Plusieurs quartiers de la Ville d’Uvira, font face, depuis deux ans, à une montée des eaux du Lac Tanganyika. Cette année, depuis le mois de Février, de centaines de personnes ont été gravement touchées par des inondations dans la Ville d’Uvira. La montée des eaux a déclenché des inondations sans précédent, endommageant les maisons, le bétail, les infrastructures, etc. Plusieurs semaines plus tard, les eaux de crue ne se sont pas retirées. De nombreuses personnes ont dû rester plus longtemps dans leurs habitations car, n’ayant pas où se réfugier. Ces habitants en majorité des femmes et enfants sont contraints de vivre au quotidien dans des eaux sales et stagnantes avec les risques de contracter des maladies telles que le paludisme, la dingue, le choléra, la diarrhée et les infections sans parler des effets néfastes à long terme sur leur organisme.
Lors d’une descente sur le terrain, ce Lundi 28 Avril 2025, le correspondant du Magazine Le courrier de Bukavu a constaté que plusieurs quartiers de la Ville d’Uvira sont exposés aux effets du Changement climatique avec comme conséquence une augmentation de l’ampleur des catastrophes naturelles. Les chocs qui découlent de ces conséquences, s’associent aux différents facteurs socio-sanitaires.
Sous un ciel aussi incertain que leur avenir, les riverains du lac Tanganyika du côté d’Uvira ne cessent de faire entendre leur voix.
Pascasie Lumesi, âgée de 50 ans environ, habitante de l’avenue Baraka numéro 7, a le regard désespéré.
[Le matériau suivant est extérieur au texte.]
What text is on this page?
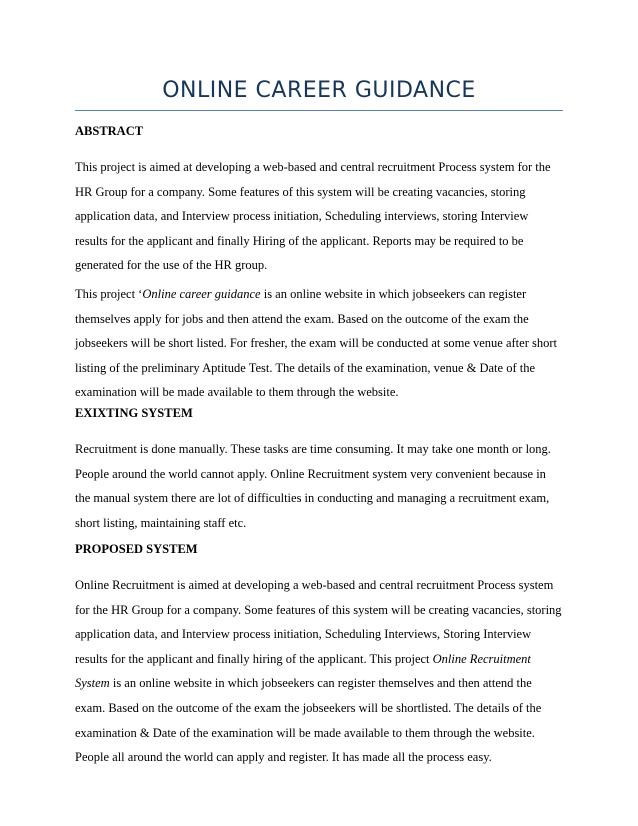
ONLINE CAREER GUIDANCE
ABSTRACT

This project is aimed at developing a web-based and central recruitment Process system for the
HR Group for a company. Some features of this system will be creating vacancies, storing
application data, and Interview process initiation, Scheduling interviews, storing Interview
results for the applicant and finally Hiring of the applicant. Reports may be required to be
generated for the use of the HR group.

This project ‘Online career guidance is an online website in which jobseekers can register
themselves apply for jobs and then attend the exam. Based on the outcome of the exam the
jobseekers will be short listed. For fresher, the exam will be conducted at some venue after short
listing of the preliminary Aptitude Test. The details of the examination, venue & Date of the
examination will be made available to them through the website.

EXIXTING SYSTEM

Recruitment is done manually. These tasks are time consuming. It may take one month or long.
People around the world cannot apply. Online Recruitment system very convenient because in
the manual system there are lot of difficulties in conducting and managing a recruitment exam,
short listing, maintaining staff etc.

PROPOSED SYSTEM

Online Recruitment is aimed at developing a web-based and central recruitment Process system
for the HR Group for a company. Some features of this system will be creating vacancies, storing
application data, and Interview process initiation, Scheduling Interviews, Storing Interview
results for the applicant and finally hiring of the applicant. This project Online Recruitment
System is an online website in which jobseekers can register themselves and then attend the
exam. Based on the outcome of the exam the jobseekers will be shortlisted. The details of the
examination & Date of the examination will be made available to them through the website.
People all around the world can apply and register. It has made all the process easy.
Comme des centaines de femmes et de filles, ces derniers mois, elle a été encore frappée par une montée des eaux du Lac Tanganyika. Son domicile s’est vu envahi pour la énième fois par des eaux.

Assise sous un hangar, elle cache son visage dans son foulard alors que sa voisine prend la parole.
« Nous en avons marre, c’est assez », un slogan lancé par Neema Hussein Amisi, appelle les décideurs, tant au niveau local, national et international à leur venir en aide.
« Ces eaux dans lesquelles nous nous assayons et passons la nuit, sont très sales. L’humidité et les infections nous menacent. À côté des infections, la malaria, la toux, la fièvre typhoïde et autres maladies d’origine hydrique, affectent nos enfants. Les femmes et enfants sont majoritairement touchés par ces conditions inhumaines et calamiteuses par manque de leur prise en charge par les autorités étatiques. » a ajouté, Neema Hussein Amisi, mère de famille.
Face à la précarité de la situation, causée par la montée des eaux du Lac Tanganyika dans laquelle sont plongés ces habitants depuis deux ans maintenant, ces femmes demandent aux autorités de leur trouver un autre endroit où elles peuvent vivre car, selon elles, elles se sentent déjà en insécurité. Elles sollicitent une assistance aux organisations humanitaires et au gouvernement congolais.